What does Israel’s new “Basic Law”
mean for Israeli democracy?

A new bill approved by the Israeli Knesset could severely compromise the rights of Palestinians living in Israel. Many feel that it could also threaten the viability of a future Palestinian state, and could do irreparable harm to Israeli democracy.

The first version of the Israeli constitutional bill was submitted in 2011 by Avi Dichter of Israel’s Kadima party. Since that time, Prime Minister Benjamin Netanyahu has become a fierce proponent of making it law.

Dubbed “Israel as a Nation-State of the Jewish People,” this so-called “Basic Law” purports to “defend the character of Israel as the nation-state of the Jewish people.” On the surface, that would appear reasonable and even self-evident. However, many see severe conflicts between Jewish rights as laid out in the bill, and Israel as a fully functional democracy. Those conflicts may even be irreconcilable.

At the root of concerns many have with the law are the following provisions:

  • The law specifies that only Jewish citizens in Israel are entitled to the right to self-determination.
  • Hebrew is the official language of the country, promoted over Arabic. It has already been reported that some signs in Israel that had previously been in both Hebrew and Arabic have now been changed to just Hebrew. Similarly, all state symbols are Jewish ones, and the Hebrew calendar is the official state calendar.
  • Jerusalem is the capital of the state of Israel.
  • Perhaps most importantly, Jewish civil law is given precedence over the power of the judiciary to rule on any abuse of civil rights.

There appear to be good reasons for concerns. Here are a few:

  • In his speech on November 26, 2014, Netanyahu declared Israel to be “The nation-state of the Jewish people and the Jewish people alone.” When challenged by other members of the Knesset, Netanyahu agreed that there would be respect for equal rights for non-Jews. That acknowledgement, however, was not part of his version of the bill.
  • Netanyahu has also been widely criticized for his 2015 promise that he would never allow the establishment of a Palestinian state.
  • Over the last several years, Israel has been taking steps to revoke the citizenship of thousands of Palestinian residents of Jerusalem.
  • The new Basic Law declares all of Jerusalem as the capital of Israel, with only the Jewish people having the right to self-determination. And last December, U.S. President Donald Trump attempted to preempt a negotiated final status of Jerusalem by declaring Jerusalem the capital of Israel, which heightened international attention and outrage over the issue.  
  • Netanyahu has required that Mahmoud Abbas recognize Israel as a Jewish state before resumption of any negotiations. By eliminating the “democratic” part of the Israeli equation, Netanyahu creates an untenable position for the Palestinian president.

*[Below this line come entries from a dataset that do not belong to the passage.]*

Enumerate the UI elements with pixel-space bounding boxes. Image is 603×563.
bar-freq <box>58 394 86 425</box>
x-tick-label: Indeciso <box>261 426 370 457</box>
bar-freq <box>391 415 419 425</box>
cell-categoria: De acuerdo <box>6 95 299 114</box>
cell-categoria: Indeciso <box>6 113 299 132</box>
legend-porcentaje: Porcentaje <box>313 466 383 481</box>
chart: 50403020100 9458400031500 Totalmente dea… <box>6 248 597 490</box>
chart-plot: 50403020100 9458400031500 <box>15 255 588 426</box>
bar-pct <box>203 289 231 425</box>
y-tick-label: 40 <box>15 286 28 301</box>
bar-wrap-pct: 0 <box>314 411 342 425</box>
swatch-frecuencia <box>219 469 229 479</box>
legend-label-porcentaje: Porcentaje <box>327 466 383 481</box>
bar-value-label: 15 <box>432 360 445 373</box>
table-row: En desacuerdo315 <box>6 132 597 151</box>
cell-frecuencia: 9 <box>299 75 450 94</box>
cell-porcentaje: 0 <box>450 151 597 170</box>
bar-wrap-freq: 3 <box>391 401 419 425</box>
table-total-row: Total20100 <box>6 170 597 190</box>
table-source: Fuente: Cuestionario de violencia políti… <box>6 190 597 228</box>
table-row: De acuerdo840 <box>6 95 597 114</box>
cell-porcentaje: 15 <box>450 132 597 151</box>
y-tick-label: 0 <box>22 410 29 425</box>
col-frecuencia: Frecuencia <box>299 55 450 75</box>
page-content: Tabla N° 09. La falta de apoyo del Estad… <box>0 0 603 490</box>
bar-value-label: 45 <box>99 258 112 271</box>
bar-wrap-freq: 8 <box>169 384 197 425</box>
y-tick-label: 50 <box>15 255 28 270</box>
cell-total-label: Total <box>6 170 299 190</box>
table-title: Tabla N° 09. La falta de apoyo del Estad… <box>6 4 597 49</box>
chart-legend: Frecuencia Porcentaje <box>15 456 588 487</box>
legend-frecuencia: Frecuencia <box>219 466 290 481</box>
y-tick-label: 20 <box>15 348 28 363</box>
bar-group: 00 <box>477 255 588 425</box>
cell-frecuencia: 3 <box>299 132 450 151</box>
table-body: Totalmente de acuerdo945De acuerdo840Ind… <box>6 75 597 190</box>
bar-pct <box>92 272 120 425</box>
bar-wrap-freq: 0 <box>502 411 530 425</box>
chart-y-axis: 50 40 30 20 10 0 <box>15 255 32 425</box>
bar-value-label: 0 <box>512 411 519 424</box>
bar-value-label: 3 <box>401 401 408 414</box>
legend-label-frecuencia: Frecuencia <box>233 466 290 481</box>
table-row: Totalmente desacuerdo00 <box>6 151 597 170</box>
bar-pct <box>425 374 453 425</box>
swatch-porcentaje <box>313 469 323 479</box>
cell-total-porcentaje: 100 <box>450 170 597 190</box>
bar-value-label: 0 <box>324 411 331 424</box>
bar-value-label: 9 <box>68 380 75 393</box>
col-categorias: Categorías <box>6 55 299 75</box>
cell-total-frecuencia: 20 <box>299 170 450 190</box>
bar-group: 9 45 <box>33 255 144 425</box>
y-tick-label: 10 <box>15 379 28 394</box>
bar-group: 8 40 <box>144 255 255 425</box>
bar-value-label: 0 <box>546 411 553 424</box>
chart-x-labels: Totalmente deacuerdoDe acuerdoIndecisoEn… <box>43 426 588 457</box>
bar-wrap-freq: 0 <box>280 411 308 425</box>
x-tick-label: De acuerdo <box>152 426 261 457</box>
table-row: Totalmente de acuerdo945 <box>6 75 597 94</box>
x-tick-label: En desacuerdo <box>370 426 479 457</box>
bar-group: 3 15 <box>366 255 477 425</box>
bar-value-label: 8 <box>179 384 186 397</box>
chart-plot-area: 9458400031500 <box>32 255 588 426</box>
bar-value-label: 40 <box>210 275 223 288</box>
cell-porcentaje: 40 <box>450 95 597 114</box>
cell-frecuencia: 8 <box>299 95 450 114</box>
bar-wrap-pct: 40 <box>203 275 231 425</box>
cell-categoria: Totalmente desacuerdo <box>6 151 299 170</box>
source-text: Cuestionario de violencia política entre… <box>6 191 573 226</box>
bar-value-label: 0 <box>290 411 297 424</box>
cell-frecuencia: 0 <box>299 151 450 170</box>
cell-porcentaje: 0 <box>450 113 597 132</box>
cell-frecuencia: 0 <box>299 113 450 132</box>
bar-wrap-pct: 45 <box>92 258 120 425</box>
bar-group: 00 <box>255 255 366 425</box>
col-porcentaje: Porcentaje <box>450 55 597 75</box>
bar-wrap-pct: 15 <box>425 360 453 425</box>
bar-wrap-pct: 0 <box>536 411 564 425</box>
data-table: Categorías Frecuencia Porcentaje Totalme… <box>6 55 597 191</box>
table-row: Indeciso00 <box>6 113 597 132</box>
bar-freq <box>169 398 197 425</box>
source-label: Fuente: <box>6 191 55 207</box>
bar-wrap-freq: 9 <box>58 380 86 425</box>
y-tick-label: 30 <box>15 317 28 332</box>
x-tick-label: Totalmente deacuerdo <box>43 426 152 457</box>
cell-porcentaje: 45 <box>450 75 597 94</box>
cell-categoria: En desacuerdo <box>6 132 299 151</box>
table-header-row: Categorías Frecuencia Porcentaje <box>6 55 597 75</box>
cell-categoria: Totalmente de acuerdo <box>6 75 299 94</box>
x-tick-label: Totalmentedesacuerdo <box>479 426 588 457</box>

A “Basic Law” in Israel is constitutional, and becomes just as difficult to repeal as is an amendment in the U.S. Constitution.  Palestinians and human rights advocates are worried that if this bill becomes law, it would be difficult to reverse policies that could well harm Palestinian citizens.

The bill’s language, though not overtly anti-Palestinian, emphasizes rights based on a Jewish heritage. Perhaps more importantly, the vague language allows the bill to be enforced based on interpretation of that language, and it eviscerates the power of the courts to act as a check on abuse against civil rights. This is creating fears about the damage it will do to Israeli democracy. It is also causing much discomfort for those who  believe that it could harm the rights of the 20% of Israeli citizens who are also Palestinians.

For decades, Palestinians and Israelis have argued over the official borders of both Israel and of a future Palestinian state. By allowing the regular construction of Israeli settlements in the West Bank and East Jerusalem, Israeli has gradually been encroaching on  land that Palestinians claim for their state. The UN has asked Israel to stop expanding its settlements until negotiations are completed and formal borders have been drawn, but construction has not stopped.

The new bill states that “the right to exercise national self-determination in the State of Israel is unique to the Jewish people.” This could create an opportunity for legal expansion of Jewish settlements, despite international criticism.

The Ministerial Committee of Knesset, many of whom share Netanyahu’s ambitions, approved the bill earlier this week. This is causing deep concern for many Palestinians and human rights advocates, who wonder what kind of future this Basic Law might create for Israel.

Many people are saying that it is impossible for Israel to remain a democratic nation if it adopts and executes the policies in this bill. In fact, some already see Israel as an “ethnocracy,” though with some democratic features.

No matter what you call it, Israel is not currently functioning as a full democracy. Although Israel still elects its leaders through vote by the people, as democracy dictates, it does not recognize the equal rights of all citizens.

This has consequences for democracy. Israel is now considered a “flawed democracy,” having fallen to #30 on the Economist’s Democracy Index, behind Cabo Verde and Botswana principally because of Israel’s issues with civil liberties. The country’s newest Basic Law threatens a further drop.